Bethlem e Aragão foram testemunhas de defesa de Jerominho em um dos homícidios que constam no processo, ocorrido na Estrada da Margaça, em 2005. Na ocasião, disse Bethlem, o vereador e o subsecretário estavam em um mesmo evento na Zona Oeste na mesma hora em que teria acontecido o homicídio.
Na sessão, foi interrogado o ex-soldado da Aeronáutica Fábio Pereira de Oliveira, o Fábio Gordo, preso com Natalino na segunda-feira.
Algemado, com a calça jeans azul e a camiseta branca usados por detentos, Natalino entrou no plenário descontrolado, com as mãos levantadas e exibindo as algemas. “Sou inocente, fizeram uma covardia”, gritou ele, que foi ameaçado de prisão pelo juiz Paulo César Vieira de Carvalho Filho, por causa do tumulto. A mulher do deputado, Vera Guimarães, acompanhou toda a audiência de mãos dadas com o marido.

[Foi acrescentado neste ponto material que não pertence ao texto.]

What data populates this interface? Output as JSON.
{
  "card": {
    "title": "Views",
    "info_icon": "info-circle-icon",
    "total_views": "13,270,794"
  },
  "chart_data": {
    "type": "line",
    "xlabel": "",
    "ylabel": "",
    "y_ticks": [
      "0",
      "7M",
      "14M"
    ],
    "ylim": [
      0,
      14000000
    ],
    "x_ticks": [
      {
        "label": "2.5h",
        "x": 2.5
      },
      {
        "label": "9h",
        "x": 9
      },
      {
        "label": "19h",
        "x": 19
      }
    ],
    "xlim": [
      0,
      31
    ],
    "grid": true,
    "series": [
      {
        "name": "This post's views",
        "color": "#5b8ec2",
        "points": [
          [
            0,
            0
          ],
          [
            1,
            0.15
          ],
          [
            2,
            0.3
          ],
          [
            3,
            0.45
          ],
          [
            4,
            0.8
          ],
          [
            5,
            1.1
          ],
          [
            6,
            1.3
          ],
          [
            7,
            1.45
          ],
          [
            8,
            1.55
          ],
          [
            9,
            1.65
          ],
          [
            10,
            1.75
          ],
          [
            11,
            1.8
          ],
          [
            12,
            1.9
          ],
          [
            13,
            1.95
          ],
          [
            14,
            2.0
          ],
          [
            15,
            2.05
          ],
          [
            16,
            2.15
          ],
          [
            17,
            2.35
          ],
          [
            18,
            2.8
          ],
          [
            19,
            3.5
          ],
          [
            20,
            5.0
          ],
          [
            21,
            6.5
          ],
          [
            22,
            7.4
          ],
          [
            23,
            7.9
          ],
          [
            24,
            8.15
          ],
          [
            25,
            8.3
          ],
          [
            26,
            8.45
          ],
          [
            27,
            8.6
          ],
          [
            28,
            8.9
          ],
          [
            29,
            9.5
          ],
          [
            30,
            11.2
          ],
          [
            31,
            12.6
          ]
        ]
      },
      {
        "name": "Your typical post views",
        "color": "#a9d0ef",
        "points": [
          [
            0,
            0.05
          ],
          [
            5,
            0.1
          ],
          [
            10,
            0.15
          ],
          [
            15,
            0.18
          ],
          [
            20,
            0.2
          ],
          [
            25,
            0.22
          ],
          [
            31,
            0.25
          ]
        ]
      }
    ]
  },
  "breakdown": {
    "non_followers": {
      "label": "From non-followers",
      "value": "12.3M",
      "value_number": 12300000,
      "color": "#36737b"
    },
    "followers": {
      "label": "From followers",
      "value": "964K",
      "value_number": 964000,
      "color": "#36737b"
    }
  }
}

Ao juiz, Fábio contou que trabalhou nas campanhas de Natalino e Jerominho, mas que nunca foi às casas deles. Ele disse que foi preso quando seguia para a residência de sua mãe, onde deixaria sua pistola 380. O acusado afirmou que seria morto ao ser abordado próximo ao West Shopping pelos PM Francisco César Silva Oliveira, o Chico Bala, o ex-PM Herbert Canijo da Silva, o Escangalhado, e o sargento bombeiro Carlos Alexandre Silva Cavalcante, o Gaguinho. Fábio diz que foi salvo por policiais da Core e disse que Escangalhado o jurou de morte por acreditar que foi ele quem o delatou por envolvimento com transporte alternativo na Zona Oeste.
ACUSAÇÃO A DELEGADO
No fim da audiência, o advogado Ésio Lopes solicitou ao juiz a inclusão, no processo, de uma reportagem publicada terça-feira em O DIA, na qual um carro clonado aparece na porta da 35ª DP. Segundo ele, o carro seria usado pelo delegado Marcus Neves, titular da unidade. O advogado disse que entrará com processo contra o policial por causa da presença de Gaguinho, Escangalhado e Chico Bala nas investigações, além de tudo com roupas e armas da Polícia Civil.